On the issues of Data Protection and Privacy, it was suggested by the Defendants that the processing of data in this case could be permissible as it was in the public interest. The Judge seemed reluctant to accept this. The Court heard that ISPs are currently required to retain some data for the prevention of serious crime, though this is not analogous to the DEA and copyright infringement.

The issues raised by the Claimants in relation to proportionality and impact assessment were largely ignored. The Judge asked Mr Palmer whether it was of concern to the Defendants that certain “elementary howlers” may have been made. However, Mr Palmer declined to defend the Government’s cost-benefit analysis, stating that to do this would be to adopt a “telescopic view” ignoring the wider issues. The legal effect of the Act alone should be examined, and it was insisted by the Defendants that “it doesn’t matter why the Act was passed through Parliament, it only matters that it was.”

It was suggested that the Act sought to reduce use of the litigation process with its graduated response and warning letters and was therefore necessarily proportionate.

The question of whether the measures of the Act will actually be effective was dismissed as simply irrelevant, and that even if P2P accounts for only 37% of filesharing, this is still a significant amount to be aiming to reduce. The potential for a chilling effect was downplayed in the same manner – the Defendants insisted that any effects were a price worth paying if it meant stronger protection of copyright.

The Judge recalled a case in which a flawed impact assessment had resulted in a piece of secondary legislation being held unable to stand. The DEA is of course primary legislation and would not necessarily fall at the same hurdle.

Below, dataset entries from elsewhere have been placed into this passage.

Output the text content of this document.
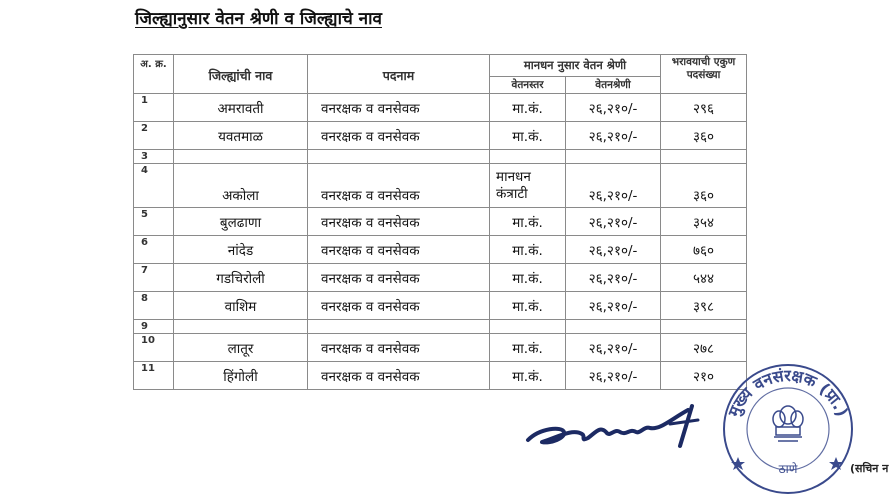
जिल्ह्यानुसार वेतन श्रेणी व जिल्ह्याचे नाव
अ. क्र.	जिल्ह्यांची नाव	पदनाम	मानधन नुसार वेतन श्रेणी		भरावयाची एकुण पदसंख्या
			वेतनस्तर	वेतनश्रेणी	
1	अमरावती	वनरक्षक व वनसेवक	मा.कं.	२६,२१०/-	२९६
2	यवतमाळ	वनरक्षक व वनसेवक	मा.कं.	२६,२१०/-	३६०
3					
4	अकोला	वनरक्षक व वनसेवक	मानधन कंत्राटी	२६,२१०/-	३६०
5	बुलढाणा	वनरक्षक व वनसेवक	मा.कं.	२६,२१०/-	३५४
6	नांदेड	वनरक्षक व वनसेवक	मा.कं.	२६,२१०/-	७६०
7	गडचिरोली	वनरक्षक व वनसेवक	मा.कं.	२६,२१०/-	५४४
8	वाशिम	वनरक्षक व वनसेवक	मा.कं.	२६,२१०/-	३९८
9					
10	लातूर	वनरक्षक व वनसेवक	मा.कं.	२६,२१०/-	२७८
11	हिंगोली	वनरक्षक व वनसेवक	मा.कं.	२६,२१०/-	२१०
मुख्य वनसंरक्षक (प्रा.)
ठाणे	(सचिन न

More complex points were argued with regard to the Authorisation Directive – and in particular that the DEA did not impose sufficiently strict obligations on ISPs to fall foul of the directive.

The claim for judicial review rests heavily on the more technical aspects of the EU Directives, rather than issues of consumer or human rights, and the defence clearly reflects this. Counsel for the Defendants will conclude on Monday before the Claimants present their reply submissions.